L’Ammazzacaffè: quella domenica di settembre di Francesco Guccini, il cantautore in eskimo

L’Ammazzacaffè: quella domenica di settembre di Francesco Guccini, il cantautore in eskimo

Con il “avevo la rivolta tra le dita”, “Eskimo” diventa ufficialmente un inno generazionale che parla al meglio intrecci di giovinezza con un amore, insieme incosciente e spregiudicato, che vive sullo sfondo del clima grigio di una stagione socio- politica impegnata


L’AMMAZZACAFFE’ – Finché è Settembre, si è ancora in tempo a rivivere la storia d’amore musicata in “Eskimo”, il famoso brano di Francesco Guccini del 1978.

“Questa domenica di Settembre
non sarebbe cominciata così:
l’estate finiva più nature
vent’anni fa o giù di lì”.

L’esordio ben si presta a prologo, perché la canzone racconta la nostalgia del proprio passato.  Il cantautore modenese ricorda una giovinezza economicamente modesta e per questo avvolta in un “eskimo innocente” che oggi corrisponderebbe al più basic degli indumenti, ma tanto ricca di sogni ed ideali.

Il Guccini giovane, romantico ed innamorato, viveva la sua Bologna nel pieno della stagione della
contestazione, sognando di poter cambiare il mondo.
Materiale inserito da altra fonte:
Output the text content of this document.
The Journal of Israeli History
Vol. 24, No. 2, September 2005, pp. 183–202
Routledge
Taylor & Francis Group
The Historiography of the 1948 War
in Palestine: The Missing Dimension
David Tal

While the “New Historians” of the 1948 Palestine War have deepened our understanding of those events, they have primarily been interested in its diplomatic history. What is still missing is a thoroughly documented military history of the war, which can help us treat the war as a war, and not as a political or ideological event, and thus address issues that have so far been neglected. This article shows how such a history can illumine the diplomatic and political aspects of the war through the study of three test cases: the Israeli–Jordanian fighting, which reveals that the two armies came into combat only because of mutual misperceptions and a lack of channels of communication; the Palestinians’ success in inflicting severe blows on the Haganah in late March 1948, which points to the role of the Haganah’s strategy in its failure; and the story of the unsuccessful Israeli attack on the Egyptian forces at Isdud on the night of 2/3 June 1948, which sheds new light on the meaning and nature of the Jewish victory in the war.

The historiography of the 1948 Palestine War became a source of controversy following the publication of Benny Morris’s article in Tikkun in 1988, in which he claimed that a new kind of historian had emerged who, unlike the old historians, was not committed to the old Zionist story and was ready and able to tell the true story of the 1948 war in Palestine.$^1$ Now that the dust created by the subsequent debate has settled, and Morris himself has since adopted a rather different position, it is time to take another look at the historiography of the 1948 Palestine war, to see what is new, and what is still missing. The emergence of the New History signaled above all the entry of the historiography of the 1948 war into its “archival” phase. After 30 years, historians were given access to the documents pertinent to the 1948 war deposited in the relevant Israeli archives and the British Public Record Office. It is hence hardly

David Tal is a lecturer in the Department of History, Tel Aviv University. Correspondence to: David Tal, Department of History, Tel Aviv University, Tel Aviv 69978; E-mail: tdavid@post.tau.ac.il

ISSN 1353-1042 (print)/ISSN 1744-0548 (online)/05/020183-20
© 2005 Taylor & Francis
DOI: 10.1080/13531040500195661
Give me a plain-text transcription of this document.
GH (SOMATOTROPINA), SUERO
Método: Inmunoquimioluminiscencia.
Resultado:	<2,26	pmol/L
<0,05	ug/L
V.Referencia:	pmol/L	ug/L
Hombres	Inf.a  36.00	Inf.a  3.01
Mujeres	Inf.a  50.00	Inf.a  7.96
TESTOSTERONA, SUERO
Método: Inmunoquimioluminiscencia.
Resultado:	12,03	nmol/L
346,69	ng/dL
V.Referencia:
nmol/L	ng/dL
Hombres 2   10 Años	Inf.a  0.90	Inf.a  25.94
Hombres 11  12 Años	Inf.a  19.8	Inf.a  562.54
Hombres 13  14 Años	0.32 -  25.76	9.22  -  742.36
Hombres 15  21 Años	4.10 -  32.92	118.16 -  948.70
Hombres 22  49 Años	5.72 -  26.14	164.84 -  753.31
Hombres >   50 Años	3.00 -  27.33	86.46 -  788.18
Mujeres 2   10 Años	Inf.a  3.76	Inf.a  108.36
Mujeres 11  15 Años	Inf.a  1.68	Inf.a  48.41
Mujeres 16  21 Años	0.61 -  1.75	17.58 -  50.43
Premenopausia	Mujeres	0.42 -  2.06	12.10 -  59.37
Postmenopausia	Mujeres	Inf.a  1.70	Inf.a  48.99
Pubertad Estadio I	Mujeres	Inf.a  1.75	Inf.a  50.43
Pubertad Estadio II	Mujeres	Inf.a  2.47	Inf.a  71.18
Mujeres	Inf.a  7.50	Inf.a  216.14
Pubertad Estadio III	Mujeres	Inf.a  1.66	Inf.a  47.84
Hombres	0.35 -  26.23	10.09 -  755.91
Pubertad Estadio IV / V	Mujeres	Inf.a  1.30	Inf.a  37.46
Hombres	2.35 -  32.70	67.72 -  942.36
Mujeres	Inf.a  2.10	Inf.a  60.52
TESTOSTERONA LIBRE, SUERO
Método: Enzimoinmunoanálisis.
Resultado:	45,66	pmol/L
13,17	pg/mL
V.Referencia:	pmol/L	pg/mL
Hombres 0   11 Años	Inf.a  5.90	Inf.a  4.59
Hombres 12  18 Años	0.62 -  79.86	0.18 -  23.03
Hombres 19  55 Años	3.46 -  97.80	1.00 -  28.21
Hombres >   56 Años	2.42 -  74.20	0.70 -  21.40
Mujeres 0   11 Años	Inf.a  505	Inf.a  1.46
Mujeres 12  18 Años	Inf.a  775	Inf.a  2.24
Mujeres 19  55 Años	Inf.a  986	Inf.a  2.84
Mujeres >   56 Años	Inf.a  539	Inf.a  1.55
Gli succede di innamorarsi di una ragazza con la quale vive una storia d’amore. Lei è bella, ricca ed intellettuale. La distanza da ceto sociale, ben figurata dall’antitesi tra un semplice eskimo ed un rifinito paletot che invece indossa lei, non è un ostacolo, ma una tenera base su cui erigere un rapporto tra due giovani tanto lontani e vicini, ma così simili e diversi. “avevo la rivolta tra le dita dei soldi in tasca niente e tu lo sai  e mi pagavi il cinema stupita e non ti era toccato farlo mai!

Perché mi amavi non l’ho mai capito così diverso da quei tuoi cliché,  perché fra i tanti, bella, che hai colpito ti sei gettata addosso proprio a me… “

Con il “avevo la rivolta tra le dita”, “Eskimo” diventa ufficialmente un inno generazionale che parla al meglio intrecci di giovinezza con un amore, insieme incosciente e spregiudicato, che vive sullo sfondo del clima grigio di una stagione socio- politica impegnata.

Molto dall’epoca cantata è cambiato. Il senno di poi fa da padrone e gioca addirittura un ruolo di primo rilievo, nella misura in cui il cantautore nota la propria donna, che poi diventa moglie, voler rincorrere, anche a distanza di anni, miti e simboli, tipici della fugace gioventù. Ciò che comporta la maturità è inibente rispetto al voler rivivere a tutti i costi il tempo passato. E per questo Guccini non ha rimorsi: ha vissuto un’epoca bella con tutto il candore tipico di chi non ha esperienza, ma ha dalla sua solo enorme voglia ed ardore di stravolgere schemi ed assunti.

Un giovane che si sente eroe non può desiderare null’altro: un portamento scanzonato e beffardo nei confronti del mondo, un amore per la sua ragazza bella e ricca e continui argomenti contestatori.

Chi non sogna, spera o ambisce, non merita di avere vent’anni.